In my adolescence in New York, Saturday was a day of chores -- a time of house cleaning, laundry and grocery shopping. It was necessary work that no kid looks forward to. And yet the day always held the promise of fun, of being taken, in our imaginations, on what the funk group Lakeside called "a fantastic voyage."

"Soul Train," the pioneering dance and music show created and hosted by Don Cornelius, who died Wednesday at 75 at his California home, was a Saturday staple. And from the contestants' unscrambling of letters to the hosts' signature right index finger pointed in a promise of "love, peace and soul," Cornelius and his band of revelers guided our youthful imaginations weekly into an intergalactic realm.

Growing up, I was never much of a dancer. "Soul Train" gave me permission to throw myself at music.

The show was always an explosion of music, dances and bright colors. On that dance floor, people seemed free to do anything (and they often did), with proud, unique fashions and hair. Like church, it was a realm to be fabulous. The show dared the world to look in and discover expressions of joy and creativity that were different from what they saw on "American Bandstand," the show that inspired the creation of "Soul Train."
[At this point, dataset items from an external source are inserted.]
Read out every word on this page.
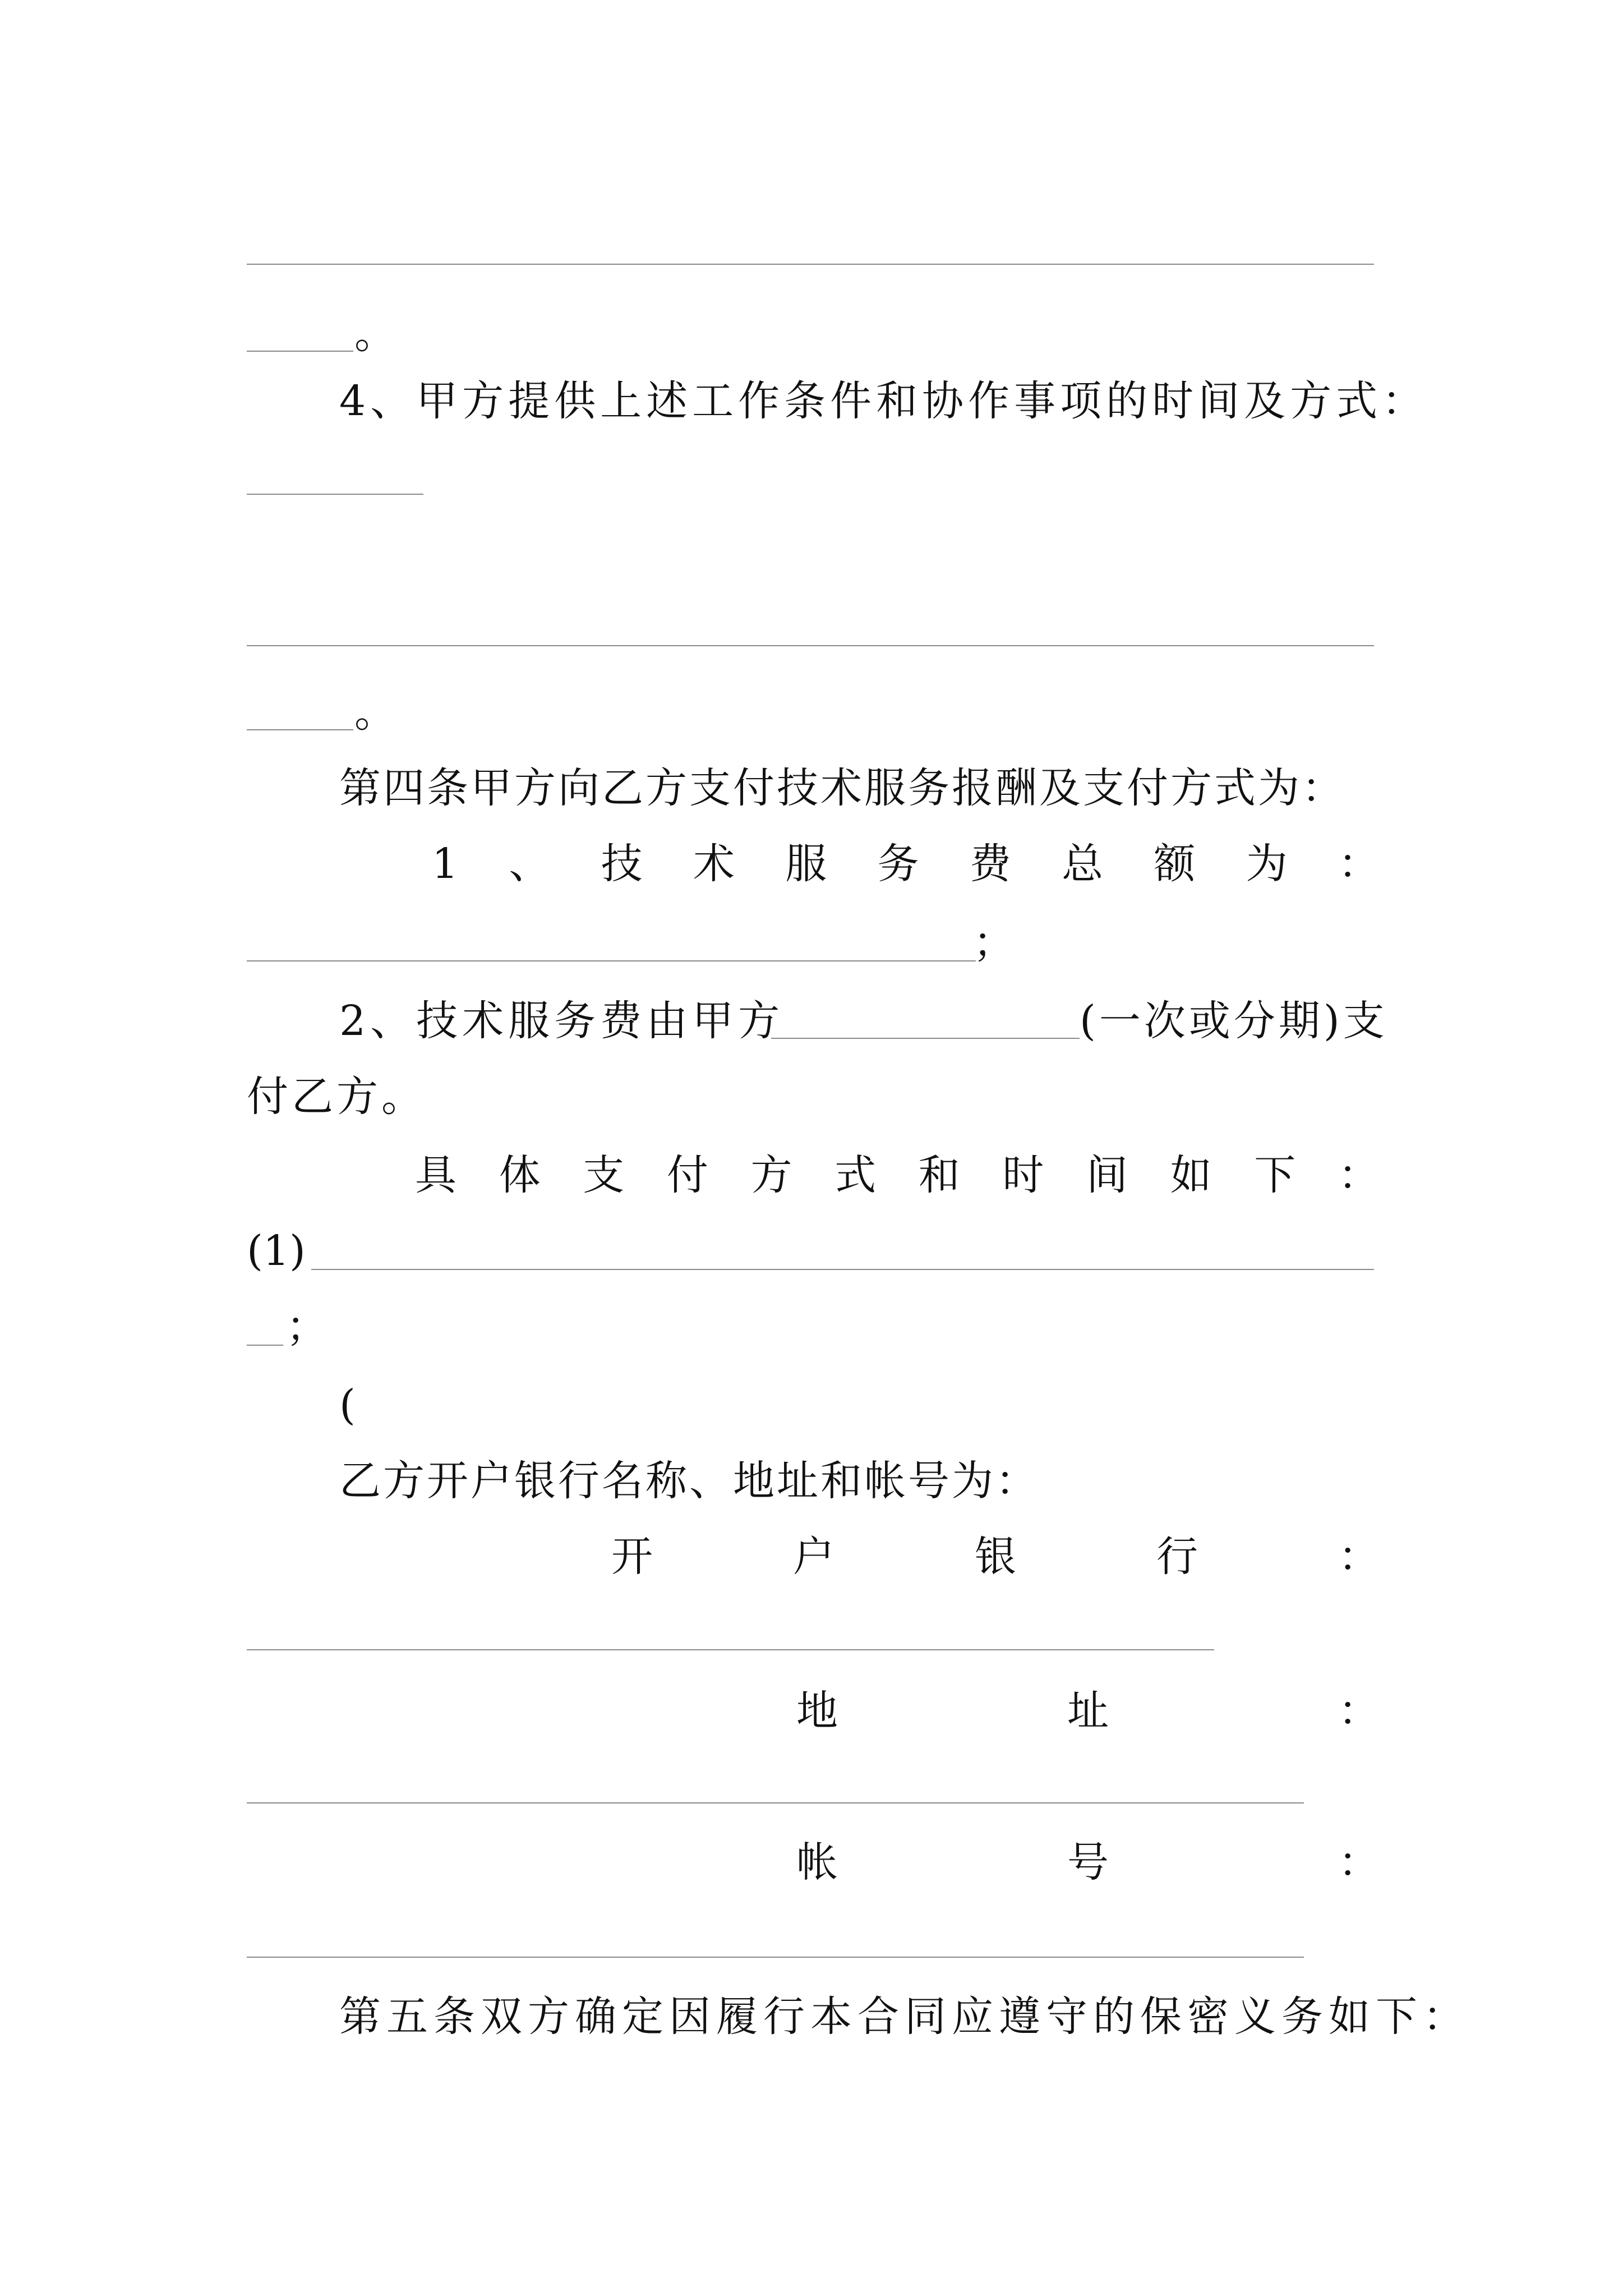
。
4、甲方提供上述工作条件和协作事项的时间及方式：
。
第四条甲方向乙方支付技术服务报酬及支付方式为：
1 、 技 术 服 务 费 总 额 为 ：
；
2、技术服务费由甲方	(一次或分期)支
付乙方。
具 体 支 付 方 式 和 时 间 如 下 ：
(1)
；
(
乙方开户银行名称、地址和帐号为：
开	户	银	行	：
地	址	：
帐	号	：
第五条双方确定因履行本合同应遵守的保密义务如下：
"Soul Train's" celebration of funky imagination and on-the-spot invention contrasted with the strictures of the life I knew inside and outside my home. Inside, my parents were afraid of New York and did not allow us to wait for life to happen to us, as my dad said, by "hanging out." Instead, everything we did, from libraries to cultural events, had a purpose. Outside the home, reality seldom lived up to the lofty ideals enshrined in the Constitution that we studied in classrooms. As a black male teen in the city, I lived on an dangerous squeeze between hoodlums and the police (or at least that was my strong perception).
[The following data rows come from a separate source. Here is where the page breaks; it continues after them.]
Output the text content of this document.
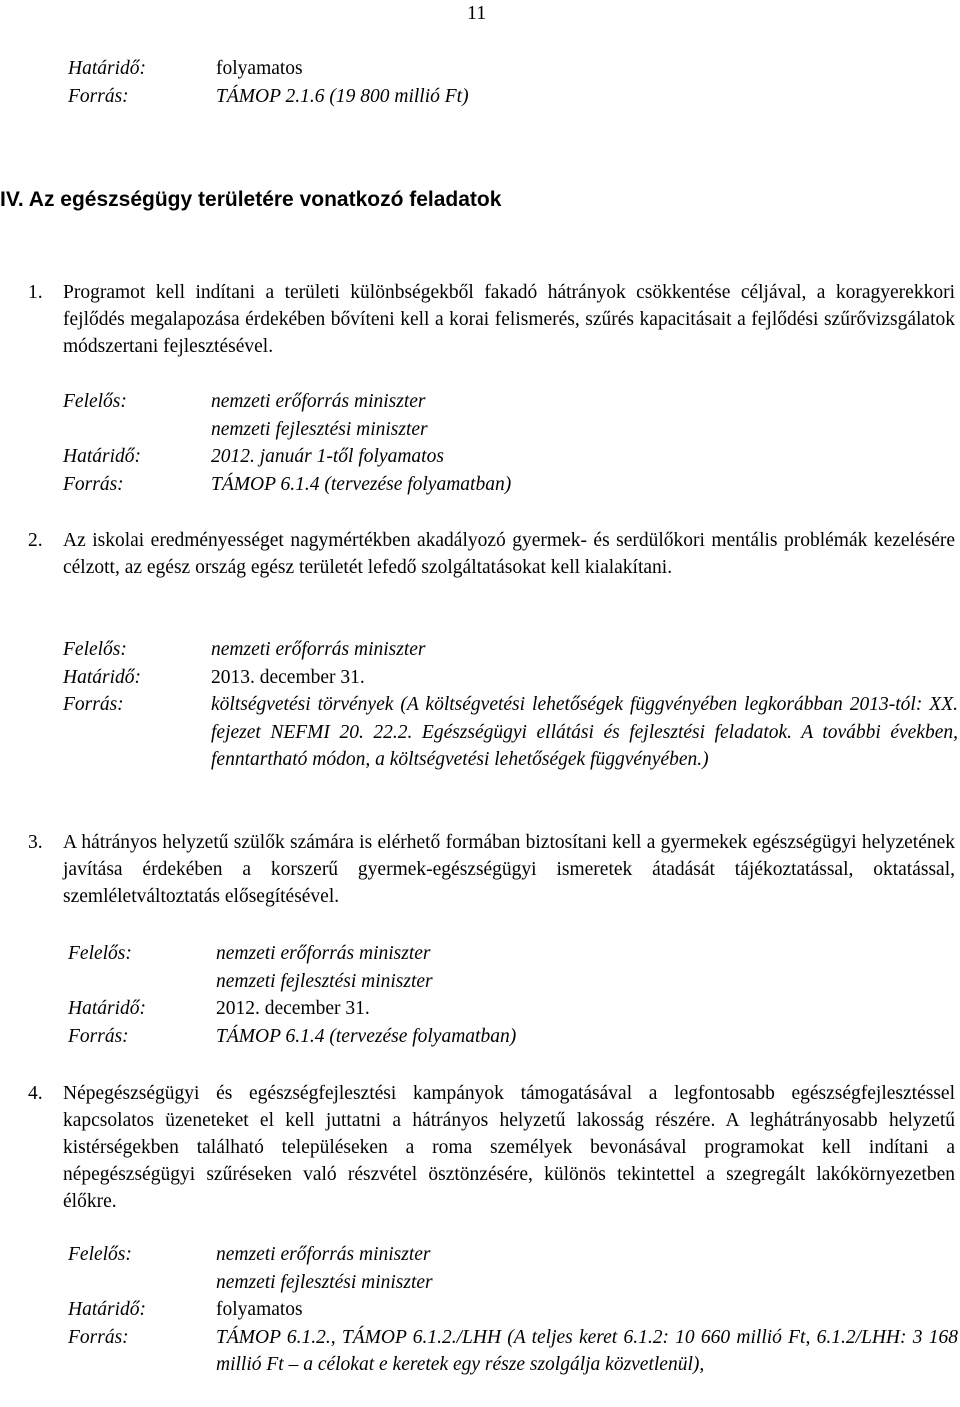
11
Határidő:	folyamatos
Forrás:	TÁMOP 2.1.6 (19 800 millió Ft)
IV. Az egészségügy területére vonatkozó feladatok
1. Programot kell indítani a területi különbségekből fakadó hátrányok csökkentése céljával, a koragyerekkori fejlődés megalapozása érdekében bővíteni kell a korai felismerés, szűrés kapacitásait a fejlődési szűrővizsgálatok módszertani fejlesztésével.
Felelős:	nemzeti erőforrás miniszter
nemzeti fejlesztési miniszter
Határidő:	2012. január 1-től folyamatos
Forrás:	TÁMOP 6.1.4 (tervezése folyamatban)
2. Az iskolai eredményességet nagymértékben akadályozó gyermek- és serdülőkori mentális problémák kezelésére célzott, az egész ország egész területét lefedő szolgáltatásokat kell kialakítani.
Felelős:	nemzeti erőforrás miniszter
Határidő:	2013. december 31.
Forrás:	költségvetési törvények (A költségvetési lehetőségek függvényében legkorábban 2013-tól: XX. fejezet NEFMI 20. 22.2. Egészségügyi ellátási és fejlesztési feladatok. A további években, fenntartható módon, a költségvetési lehetőségek függvényében.)
3. A hátrányos helyzetű szülők számára is elérhető formában biztosítani kell a gyermekek egészségügyi helyzetének javítása érdekében a korszerű gyermek-egészségügyi ismeretek átadását tájékoztatással, oktatással, szemléletváltoztatás elősegítésével.
Felelős:	nemzeti erőforrás miniszter
nemzeti fejlesztési miniszter
Határidő:	2012. december 31.
Forrás:	TÁMOP 6.1.4 (tervezése folyamatban)
4. Népegészségügyi és egészségfejlesztési kampányok támogatásával a legfontosabb egészségfejlesztéssel kapcsolatos üzeneteket el kell juttatni a hátrányos helyzetű lakosság részére. A leghátrányosabb helyzetű kistérségekben található településeken a roma személyek bevonásával programokat kell indítani a népegészségügyi szűréseken való részvétel ösztönzésére, különös tekintettel a szegregált lakókörnyezetben élőkre.
Felelős:	nemzeti erőforrás miniszter
nemzeti fejlesztési miniszter
Határidő:	folyamatos
Forrás:	TÁMOP 6.1.2., TÁMOP 6.1.2./LHH (A teljes keret 6.1.2: 10 660 millió Ft, 6.1.2/LHH: 3 168 millió Ft – a célokat e keretek egy része szolgálja közvetlenül),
"Soul Train" was a respite from all that. Cornelius promoted music and dance as part of a cultural revolution. His show, which ran from 1971 to 2006 and was the longest in TV syndication history, embodied values articulated in the Black Arts Movement. It showed a weekly array of black people that contrasted with the portraits of pathology that showed up in the daily papers and nightly news.

I remember reading a New York Times magazine article that devastated me. My Brooklyn zip code, 11238, was listed as a throwaway area by marketing gurus, a place of welfare dependents and crime. I read Langston Hughes, Claude McKay and Paul Laurence Dunbar for solace (along with Shelley, Keats and Byron). I listened to music. And I watched "Soul Train."

The show had musical stars, of course, from James Brown and Aretha Franklin to Patrice Rushen and Shalamar. But the mainstays were the dancers, who interpreted the music with their bodies. They popped and locked. They slid and glided. They made a sacred space that many a wedding party re-creates today in "Soul Train" lines.

In an era when radio stations and the music industry operated as a segregated bastion, Cornelius provided a safe corner to fly. He lived his ethos and every time I watched "Soul Train," I felt the love, the peace, and that steam-whistle souuul.